Preuve en est, le conseil de prud’hommes de Grenoble avait déjà rendu, le 22 juillet dernier, un jugement de départage ayant écarté l’application de ce barème par un examen in concreto. Dans les arrêts en date du 18 septembre (CA Paris, 18 septembre 2019, n°17/06676), 25 septembre ( CA Reims, 25 septembre 2019, n°19/000003) et 30 octobre 2019 (30 octobre 2019, n°16/05602), les cours d’appel de Paris et de Reims valident, elles aussi, la conventionnalité du barème « Macron ». Elles adoptent toutefois des raisonnements différents. Dans son arrêt du 18 septembre 2019, la cour d’appel de Paris se contente d’indiquer, de manière assez lacunaire, que « la réparation à hauteur de deux mois [le demandeur justifiait d’un peu plus de 4 ans d’ancienneté] prévus par le barème constitue une réparation du préjudice adéquate et appropriée à la situation d’espèce, il n’y a pas lieu de déroger au barème réglementaire et de considérer ledit barème contraire aux conventions précitées. »

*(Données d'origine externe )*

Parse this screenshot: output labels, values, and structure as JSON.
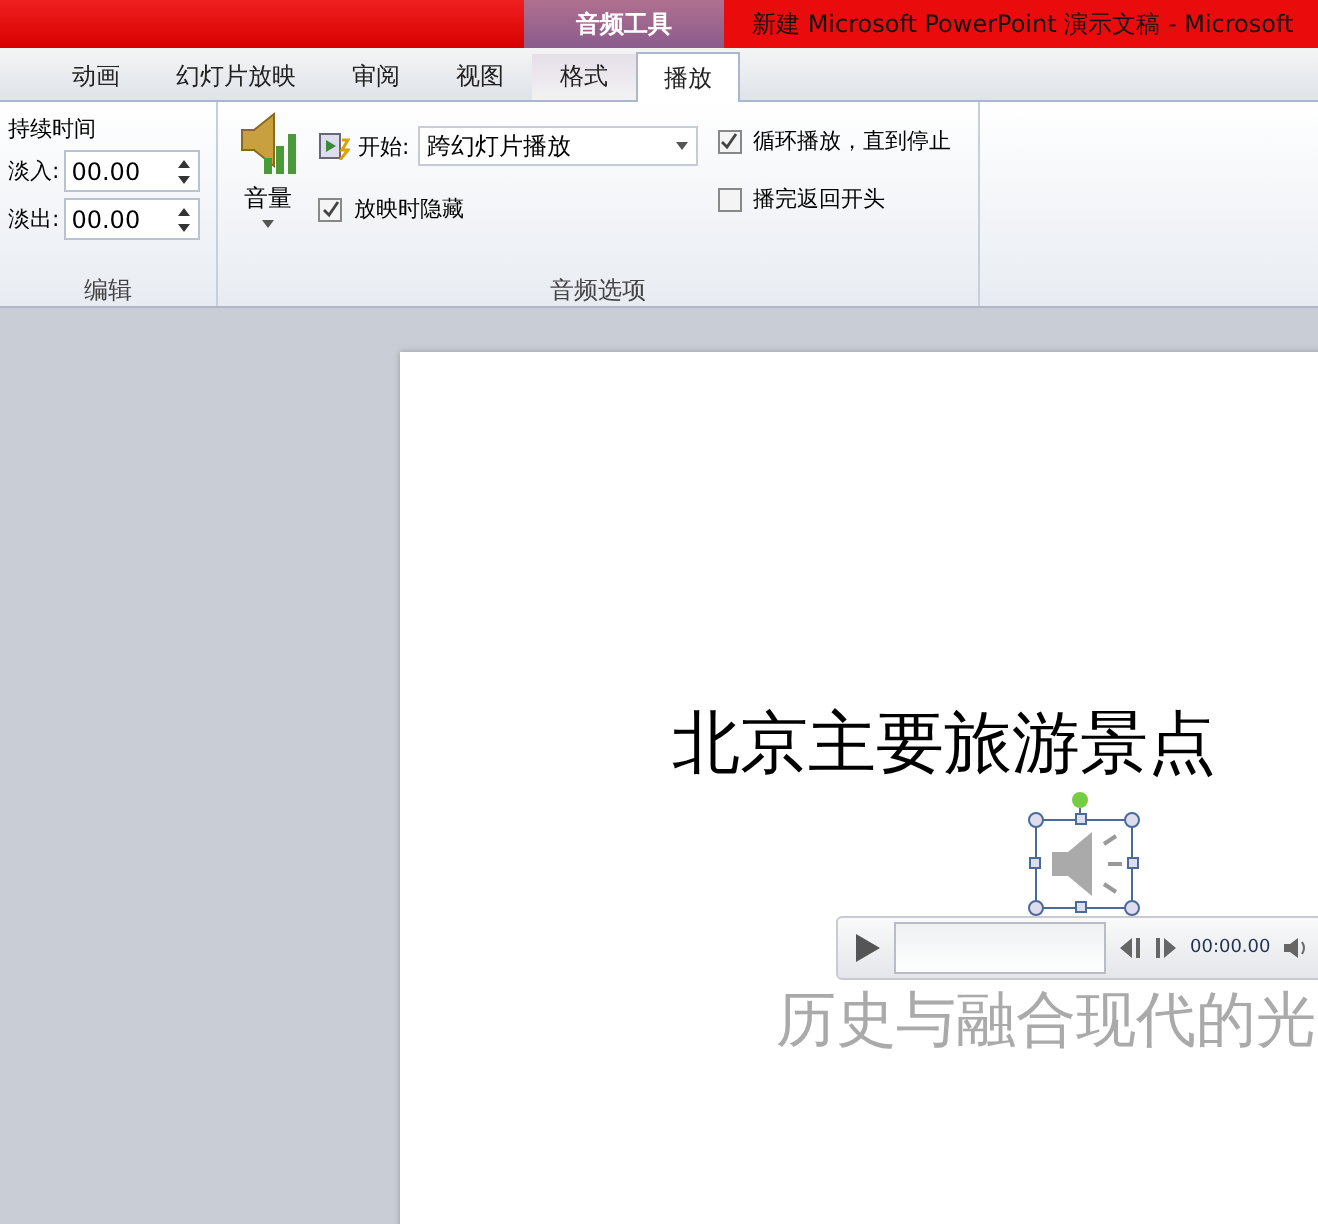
{
  "title_bar": {
    "context_tool": "音频工具",
    "title": "新建 Microsoft PowerPoint 演示文稿 - Microsoft"
  },
  "tabs": [
    {
      "label": "动画",
      "selected": false,
      "context": false
    },
    {
      "label": "幻灯片放映",
      "selected": false,
      "context": false
    },
    {
      "label": "审阅",
      "selected": false,
      "context": false
    },
    {
      "label": "视图",
      "selected": false,
      "context": false
    },
    {
      "label": "格式",
      "selected": false,
      "context": true
    },
    {
      "label": "播放",
      "selected": true,
      "context": true
    }
  ],
  "edit_group": {
    "heading": "持续时间",
    "fade_in": {
      "label": "淡入:",
      "value": "00.00"
    },
    "fade_out": {
      "label": "淡出:",
      "value": "00.00"
    },
    "name": "编辑"
  },
  "audio_group": {
    "volume": "音量",
    "start_label": "开始:",
    "start_value": "跨幻灯片播放",
    "options": [
      {
        "label": "放映时隐藏",
        "checked": true
      },
      {
        "label": "循环播放，直到停止",
        "checked": true
      },
      {
        "label": "播完返回开头",
        "checked": false
      }
    ],
    "name": "音频选项"
  },
  "slide": {
    "title": "北京主要旅游景点",
    "subtitle": "历史与融合现代的光",
    "player": {
      "level": 0,
      "time": "00:00.00"
    }
  }
}
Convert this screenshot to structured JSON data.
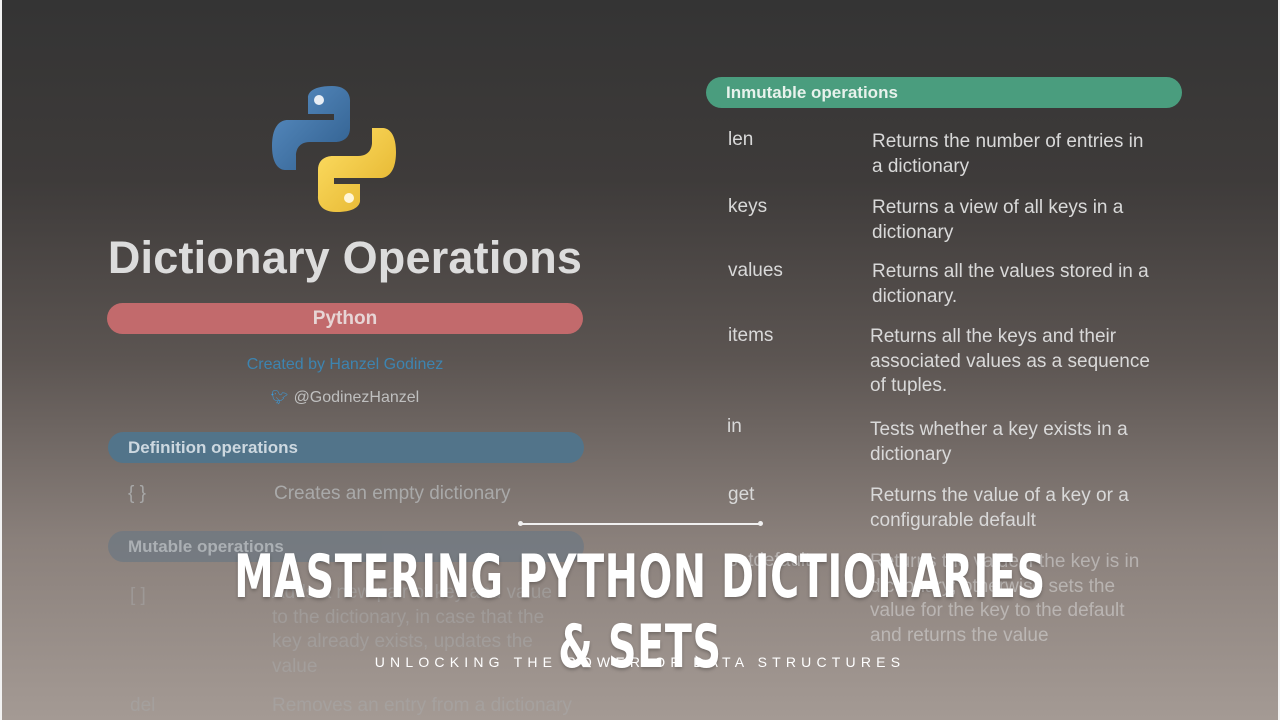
{
  "header": {
    "main_title": "Dictionary Operations",
    "subtitle_pill": "Python",
    "created_by": "Created by Hanzel Godinez",
    "handle": "@GodinezHanzel"
  },
  "sections": {
    "definition": {
      "title": "Definition operations",
      "rows": [
        {
          "key": "{ }",
          "desc": "Creates an empty dictionary"
        }
      ]
    },
    "mutable": {
      "title": "Mutable operations",
      "rows": [
        {
          "key": "[ ]",
          "desc": [
            "Adds a new pair of key and value",
            "to the dictionary, in case that the",
            "key already exists, updates the",
            "value"
          ]
        },
        {
          "key": "del",
          "desc": [
            "Removes an entry from a dictionary"
          ]
        }
      ]
    },
    "inmutable": {
      "title": "Inmutable operations",
      "rows": [
        {
          "key": "len",
          "desc": [
            "Returns the number of entries in",
            "a dictionary"
          ]
        },
        {
          "key": "keys",
          "desc": [
            "Returns a view of all keys in a",
            "dictionary"
          ]
        },
        {
          "key": "values",
          "desc": [
            "Returns all the values stored in a",
            "dictionary."
          ]
        },
        {
          "key": "items",
          "desc": [
            "Returns all the keys and their",
            "associated values as a sequence",
            "of tuples."
          ]
        },
        {
          "key": "in",
          "desc": [
            "Tests whether a key exists in a",
            "dictionary"
          ]
        },
        {
          "key": "get",
          "desc": [
            "Returns the value of a key or a",
            "configurable default"
          ]
        },
        {
          "key": "setdefault",
          "desc": [
            "Returns the value if the key is in",
            "dictionary; otherwise sets the",
            "value for the key to the default",
            "and returns the value"
          ]
        }
      ]
    }
  },
  "overlay": {
    "title": "MASTERING PYTHON DICTIONARIES & SETS",
    "subtitle": "UNLOCKING THE POWER OF DATA STRUCTURES"
  },
  "icons": {
    "logo": "python-logo-icon",
    "bird": "twitter-bird-icon"
  },
  "colors": {
    "python_pill": "#c26a6c",
    "definition_pill": "#52748a",
    "inmutable_pill": "#4a9d7e",
    "python_blue": "#3c6e9e",
    "python_yellow": "#f2c63b"
  }
}
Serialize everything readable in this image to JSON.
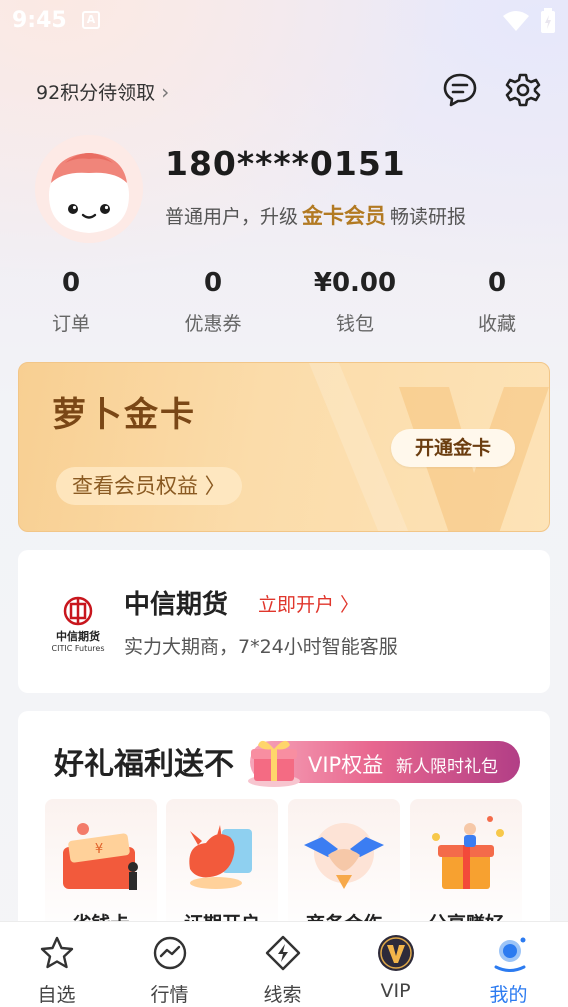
{
  "status_bar": {
    "time": "9:45",
    "notification_badge": "A"
  },
  "header": {
    "points_text": "92积分待领取",
    "message_icon": "chat-bubble-icon",
    "settings_icon": "gear-icon"
  },
  "profile": {
    "phone": "180****0151",
    "member_prefix": "普通用户，升级",
    "member_highlight": "金卡会员",
    "member_suffix": "畅读研报"
  },
  "stats": [
    {
      "value": "0",
      "label": "订单"
    },
    {
      "value": "0",
      "label": "优惠券"
    },
    {
      "value": "¥0.00",
      "label": "钱包"
    },
    {
      "value": "0",
      "label": "收藏"
    }
  ],
  "gold_card": {
    "title": "萝卜金卡",
    "link_label": "查看会员权益 〉",
    "button_label": "开通金卡"
  },
  "citic": {
    "logo_cn": "中信期货",
    "logo_en": "CITIC Futures",
    "name": "中信期货",
    "open_label": "立即开户 〉",
    "description": "实力大期商，7*24小时智能客服"
  },
  "benefits": {
    "title": "好礼福利送不",
    "vip_label": "VIP权益",
    "vip_sub": "新人限时礼包",
    "tiles": [
      {
        "label": "省钱卡"
      },
      {
        "label": "证期开户"
      },
      {
        "label": "商务合作"
      },
      {
        "label": "分享赚好"
      }
    ]
  },
  "tabbar": {
    "tabs": [
      {
        "label": "自选",
        "icon": "star-icon"
      },
      {
        "label": "行情",
        "icon": "chart-circle-icon"
      },
      {
        "label": "线索",
        "icon": "bolt-diamond-icon"
      },
      {
        "label": "VIP",
        "icon": "vip-badge-icon"
      },
      {
        "label": "我的",
        "icon": "profile-icon"
      }
    ],
    "active_index": 4
  },
  "colors": {
    "accent_blue": "#2c7bf0",
    "gold_text": "#b27a22",
    "open_red": "#e0362c"
  }
}
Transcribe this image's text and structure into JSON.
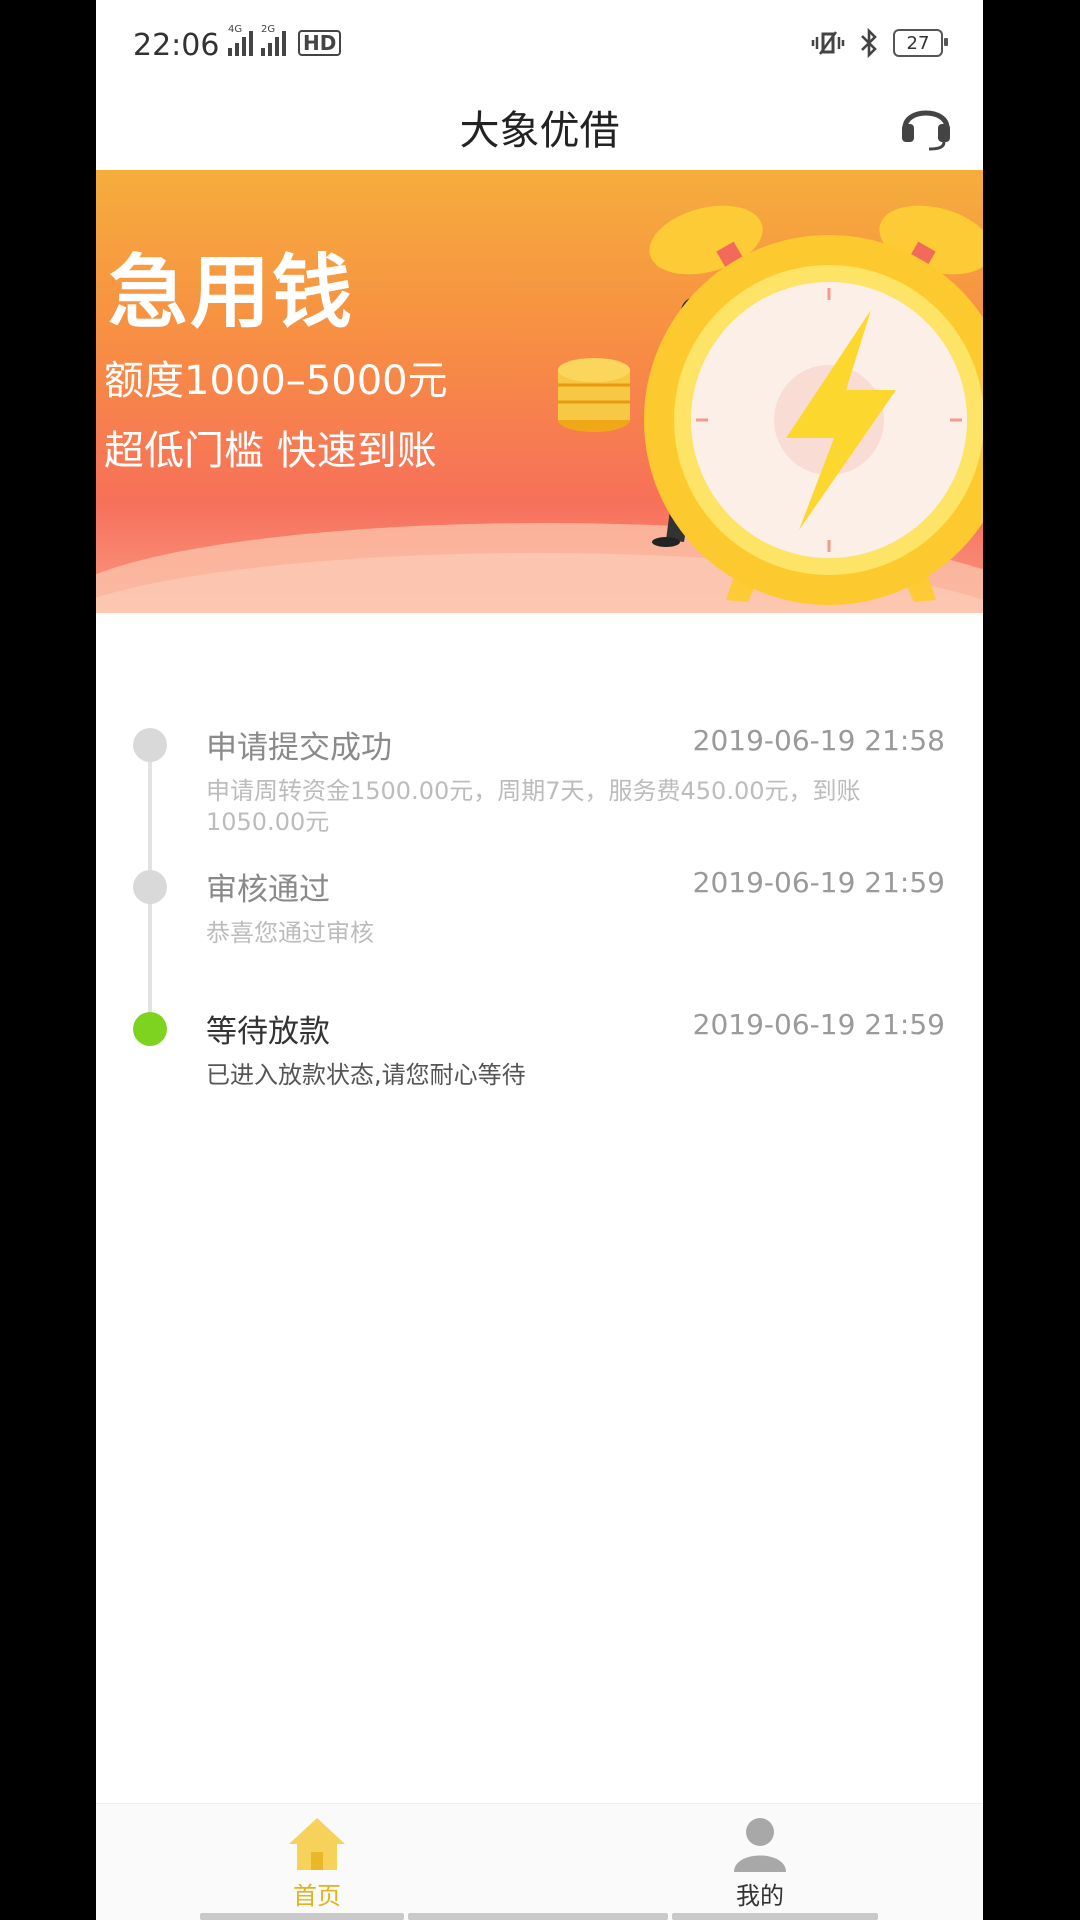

Dans son second arrêt en date du 30 octobre 2019, la cour d’appel de Paris s’est faite plus explicite. Après analyse de chaque texte international invoqué par le requérant, la cour d’appel considère que « la mise en place d’un barème n’est pas en soi contraire aux textes visés par l’appelant et les syndicats intervenants volontaires, imposant aux états, en cas de licenciement injustifié, de garantir au salarié « une indemnité adéquate ou une réparation appropriée », le juge français dans le cadre des montants minimaux et maximaux édictés sur la base de l’ancienneté du salarié et de l’effectif de l’entreprise, gardant une marge d’appréciation ».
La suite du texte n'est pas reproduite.